Attorney Al Anolik of TravelLaw.com, however, thinks the ruling could spur negotiations.
“It’s enough of a scare that if I was the attorney for the defendants, I’d say, it is show time,” Anorak says, adding that the losing side in this antitrust skirmish would be responsible for paying the winner’s mega attorneys’ fees.
Anolik says he would take his clients aside and ask them if they indeed phoned other defendants and conspired to stop American Airlines’ direct-connect push, or whether they got together for drinks and discussed as much at an industry conference.
American alleges that the three defendants and other travel agencies banded together to rule out using American Airlines’ direct-connect technology, and to bias their displays so that American’s flight choices would be akin to disappearing ink.
And, consider some of the other still-unproven allegations in the suit:
- Sabre and Travelport orchestrated a conspiracy, with a helping hand from Orbitz, Expedia, the Business Travel Coalition, and the American Society of Travel Agents, to have travel agents and corporations shift their bookings from American Airlines to other carriers.
- Sabre, Travelport, and Orbitz “coordinated their actions through telephone and email communications, and face-to-face meetings among their senior executives, board members and employees.”

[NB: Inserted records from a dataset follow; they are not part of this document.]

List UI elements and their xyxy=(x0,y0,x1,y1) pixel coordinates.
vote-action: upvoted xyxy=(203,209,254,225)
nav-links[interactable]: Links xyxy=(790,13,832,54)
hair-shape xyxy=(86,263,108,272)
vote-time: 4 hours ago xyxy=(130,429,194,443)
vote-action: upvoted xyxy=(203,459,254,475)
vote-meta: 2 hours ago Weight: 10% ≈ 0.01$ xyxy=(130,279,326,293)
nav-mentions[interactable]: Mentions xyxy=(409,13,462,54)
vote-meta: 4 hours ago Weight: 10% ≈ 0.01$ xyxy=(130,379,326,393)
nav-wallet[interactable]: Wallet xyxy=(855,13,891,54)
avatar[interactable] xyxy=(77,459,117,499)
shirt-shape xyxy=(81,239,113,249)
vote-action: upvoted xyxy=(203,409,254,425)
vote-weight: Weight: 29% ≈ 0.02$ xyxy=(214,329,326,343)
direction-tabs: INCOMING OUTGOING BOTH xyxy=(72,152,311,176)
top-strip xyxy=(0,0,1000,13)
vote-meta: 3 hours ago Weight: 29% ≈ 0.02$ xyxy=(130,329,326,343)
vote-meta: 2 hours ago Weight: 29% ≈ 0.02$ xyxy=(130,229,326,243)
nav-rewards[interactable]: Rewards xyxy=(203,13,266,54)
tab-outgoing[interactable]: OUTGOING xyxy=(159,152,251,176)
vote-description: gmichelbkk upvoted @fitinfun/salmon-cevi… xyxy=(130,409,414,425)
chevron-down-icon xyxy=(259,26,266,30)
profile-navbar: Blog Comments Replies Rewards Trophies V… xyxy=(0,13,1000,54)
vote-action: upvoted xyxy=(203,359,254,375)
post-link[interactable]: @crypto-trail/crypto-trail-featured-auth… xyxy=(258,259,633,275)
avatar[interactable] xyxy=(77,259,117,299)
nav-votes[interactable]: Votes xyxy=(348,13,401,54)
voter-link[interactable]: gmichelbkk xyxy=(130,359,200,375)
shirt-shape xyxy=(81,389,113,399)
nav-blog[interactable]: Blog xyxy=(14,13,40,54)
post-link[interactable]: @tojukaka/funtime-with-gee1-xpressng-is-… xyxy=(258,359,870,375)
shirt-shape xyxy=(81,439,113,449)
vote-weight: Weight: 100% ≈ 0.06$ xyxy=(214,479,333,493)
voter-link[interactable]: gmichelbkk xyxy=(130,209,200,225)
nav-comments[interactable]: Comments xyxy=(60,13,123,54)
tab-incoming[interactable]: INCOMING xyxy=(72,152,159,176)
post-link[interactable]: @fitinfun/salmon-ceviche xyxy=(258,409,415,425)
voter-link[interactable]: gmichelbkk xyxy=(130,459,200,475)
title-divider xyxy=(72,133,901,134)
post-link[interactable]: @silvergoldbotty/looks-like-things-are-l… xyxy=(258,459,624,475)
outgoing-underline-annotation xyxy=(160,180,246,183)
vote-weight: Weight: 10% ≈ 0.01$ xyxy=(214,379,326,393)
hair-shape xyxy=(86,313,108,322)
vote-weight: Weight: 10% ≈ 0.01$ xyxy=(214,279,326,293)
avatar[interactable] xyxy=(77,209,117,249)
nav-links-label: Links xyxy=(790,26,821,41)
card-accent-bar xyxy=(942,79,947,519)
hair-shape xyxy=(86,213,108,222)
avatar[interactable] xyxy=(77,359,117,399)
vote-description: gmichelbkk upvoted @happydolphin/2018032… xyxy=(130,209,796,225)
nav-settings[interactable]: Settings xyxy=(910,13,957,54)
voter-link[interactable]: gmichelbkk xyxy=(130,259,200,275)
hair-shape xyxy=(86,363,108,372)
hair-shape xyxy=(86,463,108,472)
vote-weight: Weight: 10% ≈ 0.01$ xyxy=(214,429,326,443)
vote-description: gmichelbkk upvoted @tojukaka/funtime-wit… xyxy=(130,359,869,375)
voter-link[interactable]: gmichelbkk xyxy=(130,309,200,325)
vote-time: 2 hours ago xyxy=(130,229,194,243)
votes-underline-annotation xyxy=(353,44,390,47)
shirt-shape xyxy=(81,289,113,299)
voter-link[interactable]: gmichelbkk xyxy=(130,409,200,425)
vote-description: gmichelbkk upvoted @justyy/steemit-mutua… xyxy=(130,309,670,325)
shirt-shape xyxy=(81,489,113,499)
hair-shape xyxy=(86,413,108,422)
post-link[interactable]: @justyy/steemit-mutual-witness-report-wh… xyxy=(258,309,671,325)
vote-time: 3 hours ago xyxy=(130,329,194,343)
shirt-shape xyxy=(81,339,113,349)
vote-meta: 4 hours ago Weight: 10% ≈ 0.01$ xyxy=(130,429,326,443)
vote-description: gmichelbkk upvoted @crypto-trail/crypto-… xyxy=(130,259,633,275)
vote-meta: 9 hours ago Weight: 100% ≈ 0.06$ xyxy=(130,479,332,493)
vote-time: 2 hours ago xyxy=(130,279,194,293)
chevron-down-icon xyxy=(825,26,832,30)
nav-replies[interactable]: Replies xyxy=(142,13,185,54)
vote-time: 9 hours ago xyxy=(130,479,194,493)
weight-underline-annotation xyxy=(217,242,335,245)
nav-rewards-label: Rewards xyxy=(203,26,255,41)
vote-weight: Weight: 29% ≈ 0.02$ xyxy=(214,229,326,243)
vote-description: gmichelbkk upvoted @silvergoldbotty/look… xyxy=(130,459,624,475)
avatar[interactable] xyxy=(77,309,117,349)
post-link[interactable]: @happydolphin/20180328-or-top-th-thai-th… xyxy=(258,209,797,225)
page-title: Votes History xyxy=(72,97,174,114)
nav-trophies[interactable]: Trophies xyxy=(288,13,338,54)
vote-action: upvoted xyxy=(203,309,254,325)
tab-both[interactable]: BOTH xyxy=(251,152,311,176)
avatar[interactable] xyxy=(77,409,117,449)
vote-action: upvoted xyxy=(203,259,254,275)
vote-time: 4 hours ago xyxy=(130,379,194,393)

- A senior executive at Sabre, citing “a roadmap for AA plan,” told co-workers about a such a conversation he had with a Travelport executive.
- An Orbitz employee emailed people at Sabre, Expedia, BTC, and ASTA urging them to “stand together” against American Airlines.
- Sabre instructed employees to communicate verbally, if feasible, with senior executives and to avoid using words such as “bias” in emails.
American, working its way through the bankruptcy court proceedings, clearly is anxious to settle things through negotiations.
Mark Pestronk, an attorney specializing in travel litigation, characterizes several federal and state court cases on the issue in Texas, New York and Illinois as “just negotiation ploys.”
“The claims are bogus because the alleged conspiracies are not the cause of direct-connect’s failure,” Pestronk says. “Rather, direct-connect’s failure is due to the fact that it is not a good system for agencies and because AA offered no guaranteed incentive to agencies.”
Pestronk adds: “Like a teenager, AA blames everyone but itself.”
American doesn’t see it that way, of course. A spokesperson says:
“The court’s order confirms that American has adequately pleaded numerous antitrust claims against the defendants, including monopolization and conspiracy claims. We would prefer to resolve our dispute with the defendants amicably, but any such resolutions need to end anticompetitive practices and to account for the harm done to American. We are convinced these claims have substantial merit, and absent settlements, we intend to continue vigorously pursuing our legal rights.”
And, publicly, at least, the defendants are standing firm.
Credence or not
Asked whether the judge’s ruling lent some credence to American’s allegations and serves as an impetus to negotiate, Travelport, for one, was having none of it.
“The ruling assumed all allegations to be true for purposes of a motion to dismiss whih is far from giving credence to the allegations,” says Eric Bock, Travelport’s chief legal officer. “We stand willing to provide AA with a long-term commercial agreement, which is fair to both parties, but this will not be influenced by the meritless antitrust allegations by AA.”
When American Airlines filed its antitrust suit in early 2011, there was lots of grumbling in the travel industry that the airline was grasping at straws, and that the claims had no merit.
Then, when the airline filed for bankruptcy in November 2011, it was assumed by many that direct-connect would be a casualty.
With the latest federal court ruling, it appears that American’s antitrust claims and direct-connective initiative still have some life.